Exeposé Features online (23 March 2015)

Edmund Potts was the third panellist to share his views with Exeposé’s Hannah Butler, News Editor, and Emily Marsay, after DebSoc and PolSoc’s MP Candidate Question Time. Potts represents Left Unity – Trade Unionists and Socialists, and was initially excluded from the panel. However, after an open letter was issued to PolSoc on 16 March, he was formally invited to the debate.

Exeposé asked Potts which remark he had most passionately disagreed with in the debate. “It was Keith Crawford of UKIP suggesting that the single issue he wanted to focus on in terms of the housing crisis was that a Polish couple had managed to get a house,” he replied, adding: “I think that was just absolutely disgraceful.”

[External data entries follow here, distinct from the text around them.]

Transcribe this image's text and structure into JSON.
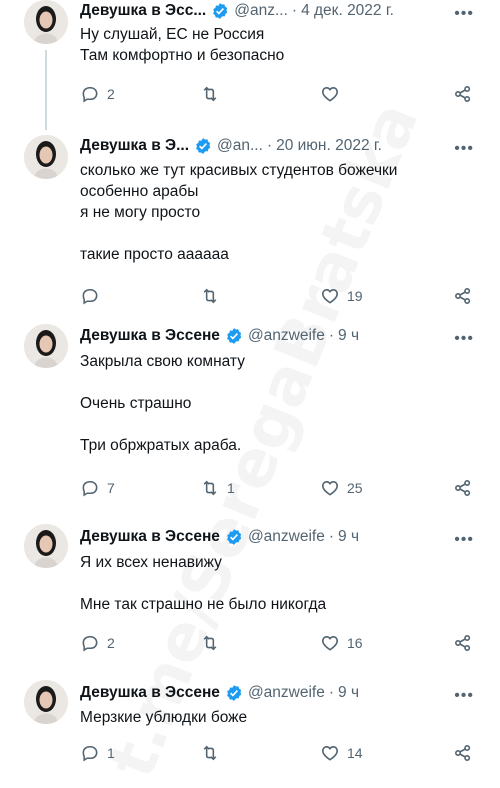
{
  "author": {
    "name": "Девушка в Эссене",
    "handle": "@anzweife"
  },
  "watermark": "t.me/SeregaBratska",
  "tweets": [
    {
      "name": "Девушка в Эсс...",
      "handle": "@anz...",
      "time": "4 дек. 2022 г.",
      "lines": [
        "Ну слушай, ЕС не Россия",
        "Там комфортно и безопасно"
      ],
      "replies": "2",
      "retweets": "",
      "likes": ""
    },
    {
      "name": "Девушка в Э...",
      "handle": "@an...",
      "time": "20 июн. 2022 г.",
      "lines": [
        "сколько же тут красивых студентов божечки",
        "особенно арабы",
        "я не могу просто",
        "",
        "такие просто аааааа"
      ],
      "replies": "",
      "retweets": "",
      "likes": "19"
    },
    {
      "name": "Девушка в Эссене",
      "handle": "@anzweife",
      "time": "9 ч",
      "lines": [
        "Закрыла свою комнату",
        "",
        "Очень страшно",
        "",
        "Три обржратых араба."
      ],
      "replies": "7",
      "retweets": "1",
      "likes": "25"
    },
    {
      "name": "Девушка в Эссене",
      "handle": "@anzweife",
      "time": "9 ч",
      "lines": [
        "Я их всех ненавижу",
        "",
        "Мне так страшно не было никогда"
      ],
      "replies": "2",
      "retweets": "",
      "likes": "16"
    },
    {
      "name": "Девушка в Эссене",
      "handle": "@anzweife",
      "time": "9 ч",
      "lines": [
        "Мерзкие ублюдки боже"
      ],
      "replies": "1",
      "retweets": "",
      "likes": "14"
    }
  ],
  "icons": {
    "reply": "reply-icon",
    "retweet": "retweet-icon",
    "like": "heart-icon",
    "share": "share-icon",
    "verified": "verified-badge-icon",
    "more": "more-options-icon"
  },
  "colors": {
    "verified": "#1d9bf0",
    "muted": "#536471",
    "text": "#0f1419",
    "thread_line": "#cfd9de"
  }
}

Potts said that the event had gone “really well” overall, adding: “it was really impressive to see so many people in the audience… It’s a big change from where I went to university, which really felt much more apolitical.”

And did students like what he had to say during the debate? “I hope I introduced something that was a bit different for them,” he said, “that even if they didn’t agree with everything I said, it introduced a new perspective.”

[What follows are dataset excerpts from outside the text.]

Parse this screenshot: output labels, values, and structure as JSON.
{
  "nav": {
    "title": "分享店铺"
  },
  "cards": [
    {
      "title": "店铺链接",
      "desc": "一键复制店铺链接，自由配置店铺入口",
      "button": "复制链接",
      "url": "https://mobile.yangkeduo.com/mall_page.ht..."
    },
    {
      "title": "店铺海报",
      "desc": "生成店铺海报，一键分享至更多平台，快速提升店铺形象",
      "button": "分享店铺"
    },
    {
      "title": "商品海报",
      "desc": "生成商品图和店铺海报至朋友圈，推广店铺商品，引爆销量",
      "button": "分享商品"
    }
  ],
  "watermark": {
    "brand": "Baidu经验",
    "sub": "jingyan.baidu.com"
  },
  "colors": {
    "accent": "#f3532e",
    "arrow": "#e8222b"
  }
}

When asked which of his party’s policies showed students hadn’t been forgotten, Potts replied: “definitely our policy for free education,” as this not only affects current students, “but also their younger siblings, who might want to join them at university [and] people who are working now but might want to go back to studying later in life. It’s a massive issue.”

In terms of encouraging more students to engage in politics, Potts said: “it’s always really important, especially on a campus university like Exeter, to build links between them and the wider community.” He added: “I’m really keen to have links with Socialist Students: I think they’re a great bunch of people, and I’m looking forward to working with them more.”

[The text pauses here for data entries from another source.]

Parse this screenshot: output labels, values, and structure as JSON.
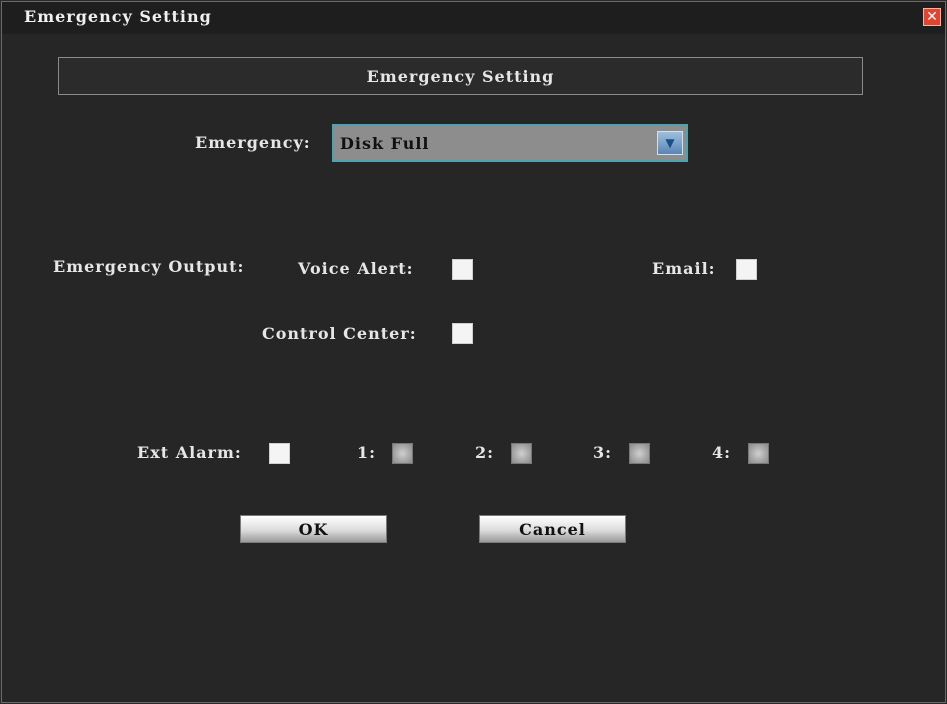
{
  "window": {
    "title": "Emergency Setting",
    "close_icon": "close-icon"
  },
  "section": {
    "header": "Emergency Setting"
  },
  "emergency": {
    "label": "Emergency:",
    "value": "Disk Full",
    "dropdown_icon": "chevron-down-icon"
  },
  "output": {
    "label": "Emergency Output:",
    "voice_alert": {
      "label": "Voice Alert:",
      "checked": false
    },
    "email": {
      "label": "Email:",
      "checked": false
    },
    "control_center": {
      "label": "Control Center:",
      "checked": false
    }
  },
  "ext_alarm": {
    "label": "Ext Alarm:",
    "checked": false,
    "channels": [
      {
        "label": "1:",
        "enabled": false
      },
      {
        "label": "2:",
        "enabled": false
      },
      {
        "label": "3:",
        "enabled": false
      },
      {
        "label": "4:",
        "enabled": false
      }
    ]
  },
  "buttons": {
    "ok": "OK",
    "cancel": "Cancel"
  },
  "colors": {
    "accent": "#4da3b0",
    "close": "#e2442f",
    "background": "#262626"
  }
}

Exeposé asked Potts his view on Exeter’s growing student numbers. “People get side-lined into higher education when actually there are a lot more productive things they could be doing,” he replied. Stressing “this is not to disparage anyone who’s studying a particular course,” he explained that in today’s “low wage, low jobs recovery,” people often “find themselves studying by default.”

“Studying because it’s something you have a passion for will ultimately be more productive,” he concluded. “You’ll feel like you’ve achieved more.”